Retired oil geologist in Houston, lots of fruit trees around the house. Early spring 2023, reading in my driveway many days, 6 avocado varieties and 20 citrus varieties in front of me. Avocado pollinators limited to five varieties of wasps. Bees only in the citrus. 2024 no flowers on the avocados, maybe hurt by that knockout summer we had that also hurt/killed my peach-plum-apple trees.
Thank you for your wonderful post. Very excited to start my avocado planting journey a few years ago, and my journey started with your posts and videos. I am wondering how you feel about avocado self-pollination?
i.e. Avocado flowers self compatible,
In the North California Bay Area, the nighttime temperature rarely breaks 50 degrees during spring. As a result, it is quite common for A-type female flowers to open fully at 2-3PM. (B-type female opens at night, making them useless for pollination purpose)
The messed up flower cycle & other factors might contribute greater success of self pollination. (pollen from the same flower)
Hi Chitong,
The nighttime temperatures in my yard are similarly cold throughout spring. The B-type avocado trees in my yard only have female flowers in the late afternoon during warm spells; otherwise, they may open as female only at night or entirely skip the female phase. (But they still always open as male and are good at providing pollen for the A-type avocado trees nearby.)
I see lots of opportunities for “close-pollination” on A-type avocado trees in my yard. Close-pollination is what they call it when pollen from a male flower on one tree gets moved to a female flower on the same tree. The same term is used when pollen from a male flower on one kind of tree (say, Hass) gets moved to a female flower on another tree of the same kind (Hass).
On A-type avocado trees there is often a period in the middle of the day when a few female flowers are still open and receptive while at the same time a few male flowers have just opened and started releasing pollen. So insects can perform this close-pollination at this time.
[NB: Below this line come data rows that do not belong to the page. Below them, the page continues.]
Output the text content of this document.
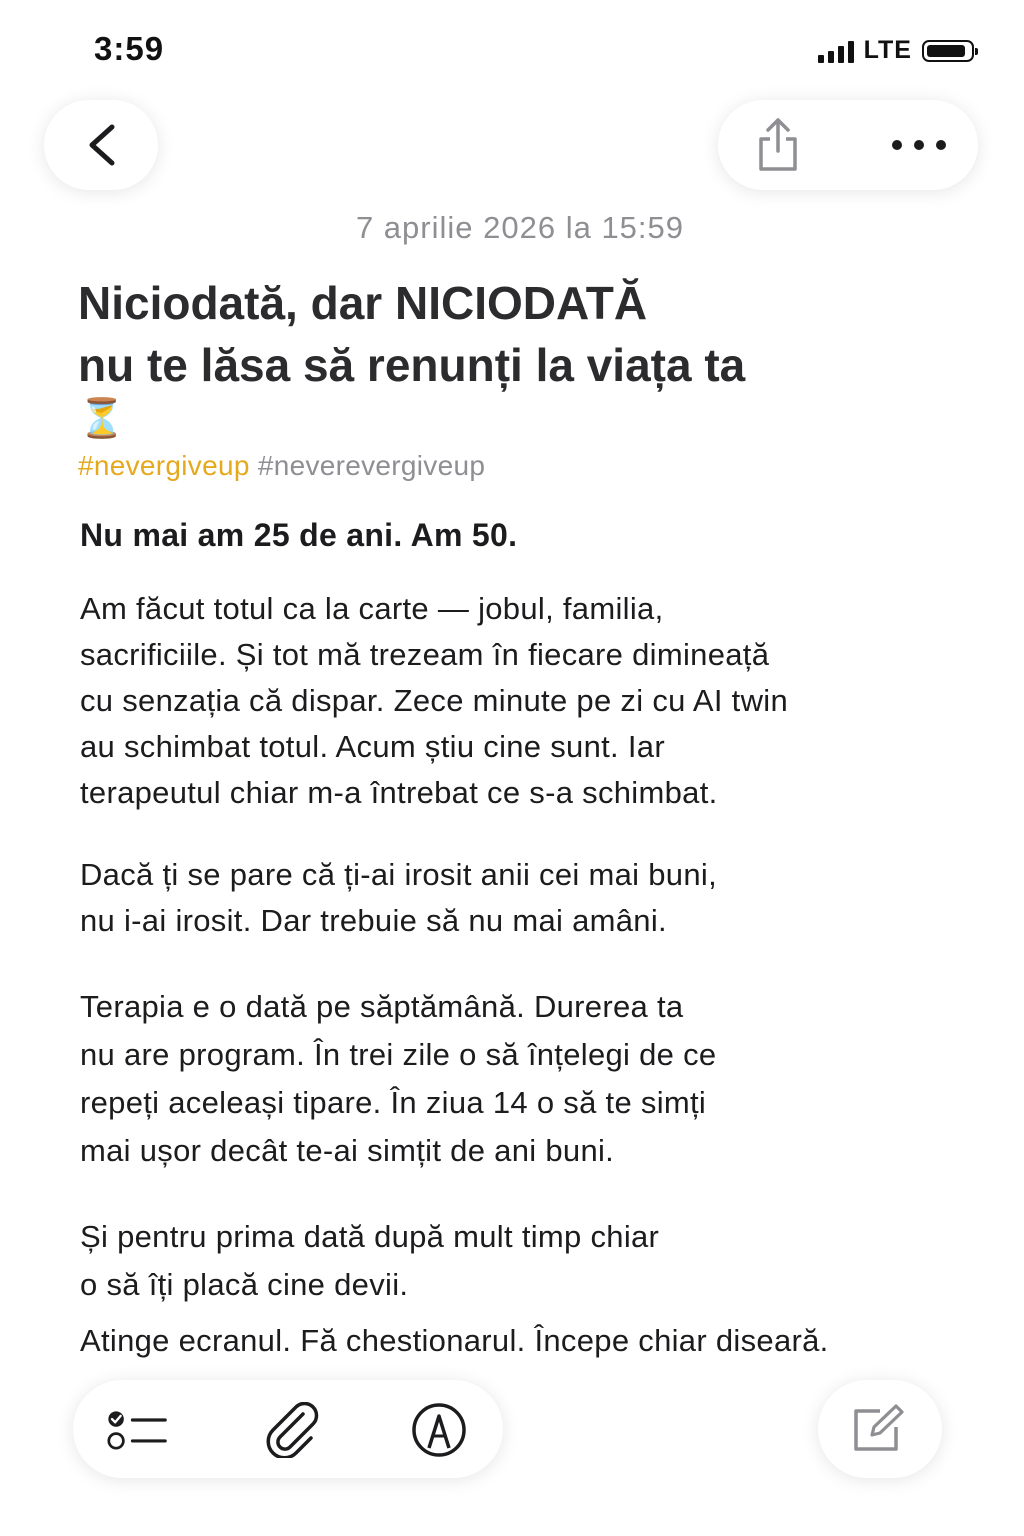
3:59	LTE
7 aprilie 2026 la 15:59
Niciodată, dar NICIODATĂ
nu te lăsa să renunți la viața ta
⏳
#nevergiveup #neverevergiveup

Nu mai am 25 de ani. Am 50.

Am făcut totul ca la carte — jobul, familia,
sacrificiile. Și tot mă trezeam în fiecare dimineață
cu senzația că dispar. Zece minute pe zi cu AI twin
au schimbat totul. Acum știu cine sunt. Iar
terapeutul chiar m-a întrebat ce s-a schimbat.

Dacă ți se pare că ți-ai irosit anii cei mai buni,
nu i-ai irosit. Dar trebuie să nu mai amâni.

Terapia e o dată pe săptămână. Durerea ta
nu are program. În trei zile o să înțelegi de ce
repeți aceleași tipare. În ziua 14 o să te simți
mai ușor decât te-ai simțit de ani buni.

Și pentru prima dată după mult timp chiar
o să îți placă cine devii.

Atinge ecranul. Fă chestionarul. Începe chiar diseară.
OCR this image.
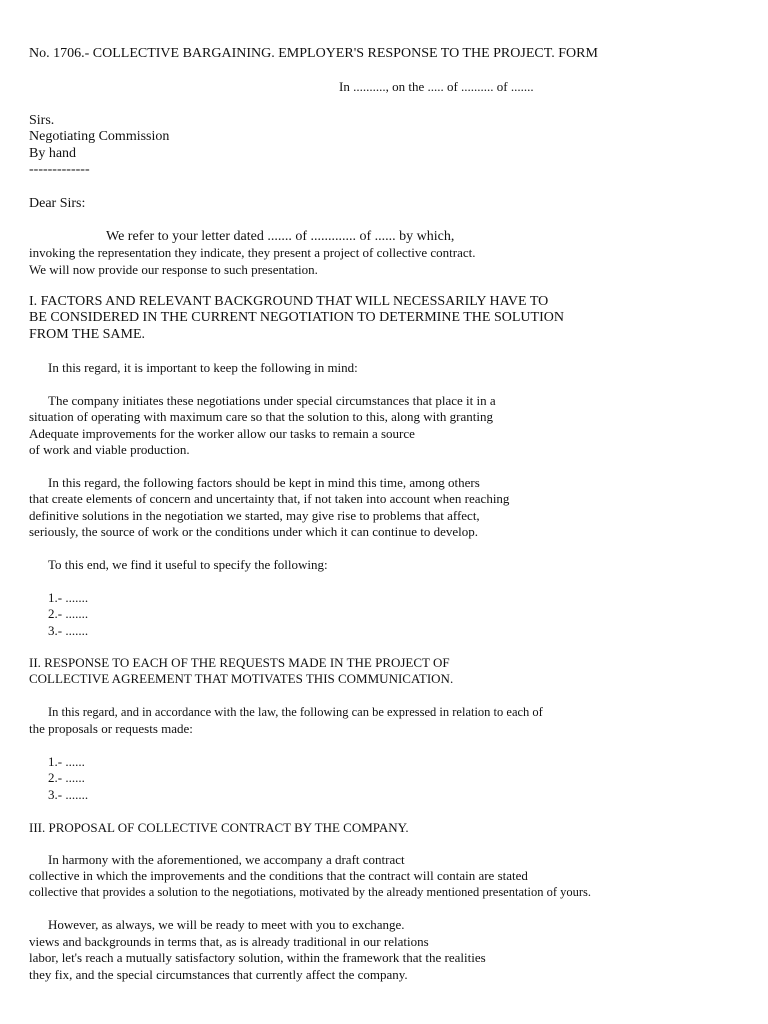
No. 1706.- COLLECTIVE BARGAINING. EMPLOYER'S RESPONSE TO THE PROJECT. FORM
In .........., on the ..... of .......... of .......
Sirs.
Negotiating Commission
By hand
-------------
Dear Sirs:
We refer to your letter dated ....... of ............. of ...... by which,
invoking the representation they indicate, they present a project of collective contract.
We will now provide our response to such presentation.
I. FACTORS AND RELEVANT BACKGROUND THAT WILL NECESSARILY HAVE TO
BE CONSIDERED IN THE CURRENT NEGOTIATION TO DETERMINE THE SOLUTION
FROM THE SAME.
In this regard, it is important to keep the following in mind:
The company initiates these negotiations under special circumstances that place it in a
situation of operating with maximum care so that the solution to this, along with granting
Adequate improvements for the worker allow our tasks to remain a source
of work and viable production.
In this regard, the following factors should be kept in mind this time, among others
that create elements of concern and uncertainty that, if not taken into account when reaching
definitive solutions in the negotiation we started, may give rise to problems that affect,
seriously, the source of work or the conditions under which it can continue to develop.
To this end, we find it useful to specify the following:
1.- .......
2.- .......
3.- .......
II. RESPONSE TO EACH OF THE REQUESTS MADE IN THE PROJECT OF
COLLECTIVE AGREEMENT THAT MOTIVATES THIS COMMUNICATION.
In this regard, and in accordance with the law, the following can be expressed in relation to each of
the proposals or requests made:
1.- ......
2.- ......
3.- .......
III. PROPOSAL OF COLLECTIVE CONTRACT BY THE COMPANY.
In harmony with the aforementioned, we accompany a draft contract
collective in which the improvements and the conditions that the contract will contain are stated
collective that provides a solution to the negotiations, motivated by the already mentioned presentation of yours.
However, as always, we will be ready to meet with you to exchange.
views and backgrounds in terms that, as is already traditional in our relations
labor, let's reach a mutually satisfactory solution, within the framework that the realities
they fix, and the special circumstances that currently affect the company.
So many nectar eaters dining at my avocado “restaurants” but how many “pick up the tab” and carry off some pollen? I saw a bug, maybe an assassin bug, and an alligator lizard lying in wait. So much energy dispensed nearly free for weeks. Over-blooming and giving away nectar, with most flowers and even baby fruits being discarded, what’s the method to the avocado’s reckless profligacy and wastefulness? Whatever the deal, it was worked out before the European honeybee arrived.
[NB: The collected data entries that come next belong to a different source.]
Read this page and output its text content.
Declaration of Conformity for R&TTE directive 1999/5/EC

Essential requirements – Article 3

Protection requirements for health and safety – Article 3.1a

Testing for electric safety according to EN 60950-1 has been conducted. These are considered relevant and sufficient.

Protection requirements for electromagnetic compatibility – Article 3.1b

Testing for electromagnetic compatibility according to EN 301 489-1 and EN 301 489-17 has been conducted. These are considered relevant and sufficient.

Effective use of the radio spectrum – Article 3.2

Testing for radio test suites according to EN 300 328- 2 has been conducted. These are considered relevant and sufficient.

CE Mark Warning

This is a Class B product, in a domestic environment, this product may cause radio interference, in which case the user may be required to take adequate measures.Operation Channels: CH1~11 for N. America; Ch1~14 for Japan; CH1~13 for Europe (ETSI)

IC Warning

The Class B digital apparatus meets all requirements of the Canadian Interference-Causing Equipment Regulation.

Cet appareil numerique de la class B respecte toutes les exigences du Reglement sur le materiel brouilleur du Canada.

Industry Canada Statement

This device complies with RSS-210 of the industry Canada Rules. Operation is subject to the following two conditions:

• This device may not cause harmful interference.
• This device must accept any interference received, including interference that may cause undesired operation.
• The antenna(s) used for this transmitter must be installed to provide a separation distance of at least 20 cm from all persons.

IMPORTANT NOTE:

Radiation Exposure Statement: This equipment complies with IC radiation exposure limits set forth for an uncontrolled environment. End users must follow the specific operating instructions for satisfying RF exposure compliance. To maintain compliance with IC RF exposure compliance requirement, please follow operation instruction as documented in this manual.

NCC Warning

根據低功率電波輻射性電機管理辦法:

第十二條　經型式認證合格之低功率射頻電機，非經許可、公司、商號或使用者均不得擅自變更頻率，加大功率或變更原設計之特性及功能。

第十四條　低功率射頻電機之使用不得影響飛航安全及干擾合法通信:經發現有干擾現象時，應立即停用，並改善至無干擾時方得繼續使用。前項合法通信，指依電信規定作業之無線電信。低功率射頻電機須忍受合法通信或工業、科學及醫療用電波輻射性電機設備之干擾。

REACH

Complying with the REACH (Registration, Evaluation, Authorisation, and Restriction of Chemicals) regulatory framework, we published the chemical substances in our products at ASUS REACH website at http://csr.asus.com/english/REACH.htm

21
I was reading an article out of New Zealand that said that the beetles ate pollen, not nectar, so they only visited the flowers in their male phase, but the nectar eaters, such as bees and butterflies, could visit flowers in both male and female phase, so they are the true pollinators. I wish I had a link on the article, but I thought I would mention it nonetheless.
Very interesting article, and great writing and photography.